Risk-based capital requirements for “complex” credit unions would be again delayed – for another two years – under a 30-day proposal for comment issued Thursday by the National Credit Union Administration (NCUA) as the agency considers potential rule changes.
The NCUA’s risk-based capital rule is currently set to take effect Jan. 1, 2020. Presuming the delay – to Jan. 1, 2022 – is approved, NCUA’s prompt corrective action (PCA) requirements would remain in effect between now and the time a final rule is implemented.
Meanwhile, NCUA Board Chairman Rodney Hood said his aim is for the board to issue a proposal on subordinated debt before year-end.
The board approved issuing the proposed rule delay after about a two-hour discussion, and over the objections of Board Member Todd Harper. The agency says it will use the extra time prior to implementation to review potential changes such as subordinated debt authority (a way to allow credit unions to generate “alternative” or “supplemental” capital); capital requirements for asset securitization; and an option similar to the community bank leverage ratio (CBLR) proposed by federal banking agencies under last year’s regulatory relief statute (the Economic Growth, Regulatory Relief, and Consumer Protection Act, or EGRRCPA/S.2155).
The CBLR option for community banks was proposed last year by the Federal Deposit Insurance Corp. (FDIC), Federal Reserve Board, and Office of the Comptroller of the Currency (OCC). Expected to be adopted in final form this summer, the proposed rule would make most banks and bank holding companies that have less than $10 billion in total consolidated assets, meet risk-based qualifying criteria, and have a community bank leverage ratio exceeding 9% eligible to opt into a community bank leverage ratio framework. This would, in turn, allow them to avoid other risk-based and leverage capital requirements and to be considered well-capitalized.
Both Republicans on the NCUA Board – Hood as well as Board Member J. Mark McWatters – approved issuance of the proposed two-year delay in the risk-based capital rule, noting that credit unions now are well-capitalized (averaging an 11.3% capital ratio) and that economic conditions remain generally favorable. But Board Member Todd Harper warned about a delay that he said could leave credit unions without risk-based capital requirements by the time of the next financial downturn.
“Putting safeguards like the revised final risk-based capital rule in place before the next recession or financial crisis occurs is good public policy,” Harper said. “After all, it’s better to repair a roof before it rains than to patch it while it rains.”

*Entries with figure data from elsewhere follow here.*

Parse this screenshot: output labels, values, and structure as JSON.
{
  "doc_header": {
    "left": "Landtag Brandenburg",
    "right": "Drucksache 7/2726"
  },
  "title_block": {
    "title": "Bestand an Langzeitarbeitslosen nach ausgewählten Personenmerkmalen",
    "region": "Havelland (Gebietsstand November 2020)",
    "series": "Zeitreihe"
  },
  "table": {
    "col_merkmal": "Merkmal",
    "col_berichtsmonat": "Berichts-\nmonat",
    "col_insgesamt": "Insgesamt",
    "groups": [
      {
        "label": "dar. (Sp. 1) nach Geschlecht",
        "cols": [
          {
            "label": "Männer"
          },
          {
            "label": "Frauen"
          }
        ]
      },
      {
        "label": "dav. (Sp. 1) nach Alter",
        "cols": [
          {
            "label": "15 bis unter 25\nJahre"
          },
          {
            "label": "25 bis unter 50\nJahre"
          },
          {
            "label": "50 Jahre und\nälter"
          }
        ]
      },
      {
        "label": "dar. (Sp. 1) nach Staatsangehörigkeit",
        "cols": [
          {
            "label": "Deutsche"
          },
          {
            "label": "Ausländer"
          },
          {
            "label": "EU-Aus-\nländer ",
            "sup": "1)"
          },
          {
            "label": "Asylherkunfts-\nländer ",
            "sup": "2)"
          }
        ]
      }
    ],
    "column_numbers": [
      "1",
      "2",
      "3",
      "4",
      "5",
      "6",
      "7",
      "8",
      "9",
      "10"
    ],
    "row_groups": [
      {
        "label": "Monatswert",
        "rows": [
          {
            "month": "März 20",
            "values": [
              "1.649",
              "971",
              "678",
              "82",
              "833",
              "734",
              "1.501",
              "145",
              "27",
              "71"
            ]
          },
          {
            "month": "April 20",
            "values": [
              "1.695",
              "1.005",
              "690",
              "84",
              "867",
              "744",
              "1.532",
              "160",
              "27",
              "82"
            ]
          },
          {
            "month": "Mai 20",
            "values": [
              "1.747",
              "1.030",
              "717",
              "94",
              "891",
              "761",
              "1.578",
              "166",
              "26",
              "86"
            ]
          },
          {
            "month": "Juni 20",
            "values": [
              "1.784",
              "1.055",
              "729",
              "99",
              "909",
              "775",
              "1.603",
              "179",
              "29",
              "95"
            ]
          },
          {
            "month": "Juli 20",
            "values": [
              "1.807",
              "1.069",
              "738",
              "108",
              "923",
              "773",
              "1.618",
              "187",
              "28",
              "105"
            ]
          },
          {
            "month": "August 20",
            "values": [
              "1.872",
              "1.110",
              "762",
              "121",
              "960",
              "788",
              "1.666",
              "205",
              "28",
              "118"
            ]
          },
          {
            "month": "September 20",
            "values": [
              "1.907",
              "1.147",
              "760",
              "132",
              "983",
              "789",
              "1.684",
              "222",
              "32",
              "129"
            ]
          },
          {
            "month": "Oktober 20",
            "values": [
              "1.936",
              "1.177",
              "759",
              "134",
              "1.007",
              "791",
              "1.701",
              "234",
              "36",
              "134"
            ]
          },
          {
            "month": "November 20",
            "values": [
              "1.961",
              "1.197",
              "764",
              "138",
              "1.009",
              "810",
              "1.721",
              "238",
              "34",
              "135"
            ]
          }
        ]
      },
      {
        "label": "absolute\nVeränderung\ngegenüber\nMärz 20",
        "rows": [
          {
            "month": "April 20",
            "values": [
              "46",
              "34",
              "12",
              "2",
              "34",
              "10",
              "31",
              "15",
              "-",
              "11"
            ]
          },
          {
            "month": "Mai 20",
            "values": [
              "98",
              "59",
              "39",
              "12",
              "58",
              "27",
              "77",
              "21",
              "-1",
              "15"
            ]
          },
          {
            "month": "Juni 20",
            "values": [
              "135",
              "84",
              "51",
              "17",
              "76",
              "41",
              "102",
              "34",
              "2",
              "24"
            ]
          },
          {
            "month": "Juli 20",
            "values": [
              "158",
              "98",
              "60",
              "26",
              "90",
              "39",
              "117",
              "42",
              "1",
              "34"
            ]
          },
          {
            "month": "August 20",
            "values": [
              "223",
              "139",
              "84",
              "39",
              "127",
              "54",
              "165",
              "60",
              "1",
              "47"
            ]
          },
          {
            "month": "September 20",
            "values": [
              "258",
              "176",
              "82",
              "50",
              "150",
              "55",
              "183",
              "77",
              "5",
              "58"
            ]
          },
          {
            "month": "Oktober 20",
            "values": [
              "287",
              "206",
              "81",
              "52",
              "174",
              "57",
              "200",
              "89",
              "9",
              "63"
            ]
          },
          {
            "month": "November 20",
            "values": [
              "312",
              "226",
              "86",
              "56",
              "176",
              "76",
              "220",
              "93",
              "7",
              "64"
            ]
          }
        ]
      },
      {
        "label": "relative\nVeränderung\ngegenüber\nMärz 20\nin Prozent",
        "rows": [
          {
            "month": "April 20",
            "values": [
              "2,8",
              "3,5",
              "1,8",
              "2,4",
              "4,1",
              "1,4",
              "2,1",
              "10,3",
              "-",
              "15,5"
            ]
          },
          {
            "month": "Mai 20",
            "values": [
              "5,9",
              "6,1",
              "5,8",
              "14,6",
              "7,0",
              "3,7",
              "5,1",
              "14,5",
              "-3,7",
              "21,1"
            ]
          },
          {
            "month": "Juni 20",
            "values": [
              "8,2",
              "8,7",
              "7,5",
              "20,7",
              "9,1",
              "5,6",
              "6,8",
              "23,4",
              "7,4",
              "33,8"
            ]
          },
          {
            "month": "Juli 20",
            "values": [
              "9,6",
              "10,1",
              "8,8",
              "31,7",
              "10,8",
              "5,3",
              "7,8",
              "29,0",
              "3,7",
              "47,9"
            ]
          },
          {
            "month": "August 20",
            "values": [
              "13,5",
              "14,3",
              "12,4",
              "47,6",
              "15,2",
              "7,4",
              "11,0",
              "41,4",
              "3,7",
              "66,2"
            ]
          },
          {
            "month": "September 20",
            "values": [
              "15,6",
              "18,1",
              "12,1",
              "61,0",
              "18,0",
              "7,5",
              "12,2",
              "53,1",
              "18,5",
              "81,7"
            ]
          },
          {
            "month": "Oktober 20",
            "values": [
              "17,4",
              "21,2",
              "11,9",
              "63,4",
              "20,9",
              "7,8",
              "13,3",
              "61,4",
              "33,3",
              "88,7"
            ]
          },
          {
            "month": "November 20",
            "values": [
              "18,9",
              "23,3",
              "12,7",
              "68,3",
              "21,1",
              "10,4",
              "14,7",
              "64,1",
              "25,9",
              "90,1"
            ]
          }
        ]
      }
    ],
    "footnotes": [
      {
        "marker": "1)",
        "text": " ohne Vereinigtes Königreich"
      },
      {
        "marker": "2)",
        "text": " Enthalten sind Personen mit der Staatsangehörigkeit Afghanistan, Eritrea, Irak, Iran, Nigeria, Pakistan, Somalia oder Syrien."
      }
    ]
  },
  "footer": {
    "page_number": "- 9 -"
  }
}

The NCUA first issued its risk-based capital proposal for “complex” credit unions – those with more than $100 million in assets – in 2014, with implementation slated 18 months after the rule would have been finalized. A revised proposed rule was issued in 2015 and finalized that October with an effective date of Jan. 1, 2019. But last year, the NCUA Board revised its definition of “complex” credit unions to include those with more than $500 million in assets and delayed the rule’s implementation further, to Jan. 1, 2020.
Harper during Thursday’s open board meeting engaged in about an hour-long Q&A session with agency Examination and Insurance Director Larry Fazio on the rule’s background, how it does and does not compare with risk-based capital requirements for banks, the rule’s coverage and, among other things, how it might have mitigated last year’s losses to the National Credit Union Share Insurance Fund due to the failures of three credit unions heavily engaged in taxi medallion loans. Fazio pointed out that not even the current risk-based rules would have saved those institutions, which caused losses totaling some $765.5 million (by NCUA’s latest estimate).
According to NCUA, the current risk-based capital rule would apply to 545 federally insured credit unions – about 10% of the total – with all but five of those currently satisfying the rule’s requirements. The remaining five, according to Fazio’s remarks Thursday, do not meet the requirements and pose about a $50 million loss risk to the National Credit Union Share Insurance Fund (NCUSIF) – a risk that Fazio said was manageable.
Asked whether the rule would require any adjustments related to the current-expected-credit-loss (CECL) accounting standard, Fazio said it would not.